Black Country, New Road
I managed to get into Vera, one of the busiest venues of the festivals as ever to see the last two songs from he seven-piece Cambridge band Black Country, New Road, one of which was ‘Sunglasses’, a sprawling 9-minute song that weaves violin and sax-assisted free jazz/post-rock/post-punk, pop culture lyrics, and a heavy dose of youthful existential dread into a fascinating and divisive narrative ( sample lyric: “I wish all my kids would stop dressing up like Richard Hell”). The song’s twists and turns are more effective in person and a closing song, just as long, that daydreamed about being in a relationship with Charli XCX. It all added up to ridiculous, brazen, fascinating and individual set from a band that has my ears for the coming months.

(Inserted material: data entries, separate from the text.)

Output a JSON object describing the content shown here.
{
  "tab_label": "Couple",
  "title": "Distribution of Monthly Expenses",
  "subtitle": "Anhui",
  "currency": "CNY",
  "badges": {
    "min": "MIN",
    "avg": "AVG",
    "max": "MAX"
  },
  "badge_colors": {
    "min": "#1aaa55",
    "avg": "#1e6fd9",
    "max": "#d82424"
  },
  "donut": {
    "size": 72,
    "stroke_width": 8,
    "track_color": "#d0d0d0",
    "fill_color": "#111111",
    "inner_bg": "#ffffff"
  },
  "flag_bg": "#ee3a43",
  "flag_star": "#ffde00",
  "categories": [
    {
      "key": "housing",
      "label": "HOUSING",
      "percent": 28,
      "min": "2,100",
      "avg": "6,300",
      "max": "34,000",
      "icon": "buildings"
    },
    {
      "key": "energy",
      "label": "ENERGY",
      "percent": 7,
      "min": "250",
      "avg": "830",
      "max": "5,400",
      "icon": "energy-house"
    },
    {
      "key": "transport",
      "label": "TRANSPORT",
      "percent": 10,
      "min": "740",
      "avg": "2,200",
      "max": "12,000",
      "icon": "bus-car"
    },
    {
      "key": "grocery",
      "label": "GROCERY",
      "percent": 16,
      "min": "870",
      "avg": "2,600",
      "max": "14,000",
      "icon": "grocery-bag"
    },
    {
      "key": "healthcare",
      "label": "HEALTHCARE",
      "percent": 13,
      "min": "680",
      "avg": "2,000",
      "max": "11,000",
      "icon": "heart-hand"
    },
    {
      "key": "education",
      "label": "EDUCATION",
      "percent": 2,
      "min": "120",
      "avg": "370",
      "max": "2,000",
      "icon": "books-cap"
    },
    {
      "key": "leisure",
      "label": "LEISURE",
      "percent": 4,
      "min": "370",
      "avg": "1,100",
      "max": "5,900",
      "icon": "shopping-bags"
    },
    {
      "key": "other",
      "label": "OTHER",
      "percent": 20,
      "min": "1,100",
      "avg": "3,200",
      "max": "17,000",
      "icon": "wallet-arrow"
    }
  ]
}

The Belgian-Caribbean-French artist who has released music on Soulwax’s DeeWee label was my number one must-see artist in Groningen and there was zero disappointment in the live show. Flanked by producer Bolis Popul on stage playing an Odyssey Arp synth with a minimal yet effective visual backdrop. This was body music, loud and hypnotic, with Adigéry drawing centre focus throughout. I can’t wait to see her again.
Newly-signed to Sub Pop Records and making a strong showing for the natives, The Homesick’s psych-guitar vibe with off-kilter rhythms left a big impression from the weekend. Their second album The Big Exercise is out on the aforementioned label on February 7th.
A regular visitor to these shores that many readers will be familiar with perhaps but the Icelandic musician Jófríður Akadottir is always worth a look, particularly when playing in the church of Lutherse Kerk and you’re in need of a gentle rest while you listen to some calming sounds. Recent single ‘My Work’ was a spiralling loop-assisted reverby highlight. A new album New Dreams drops on March 13th.
After a recent album nomination for the Choice Music Prize, Ronan Kealy’s stock continues to rise. It was fascinating to see how European mainlanders would react to tunes about a regional Wexford town (‘Castlebridge’) or being ‘Hungover At Mass’ in Kealy’s highly distinctive Kerry brogue playing guitar with a tambourine at his feet, but it works wonderfully in the intimate venue of Lola with Tony McLoughlin on mandolin and Fiachra Meek on bodhran and whistles, as accompaniment.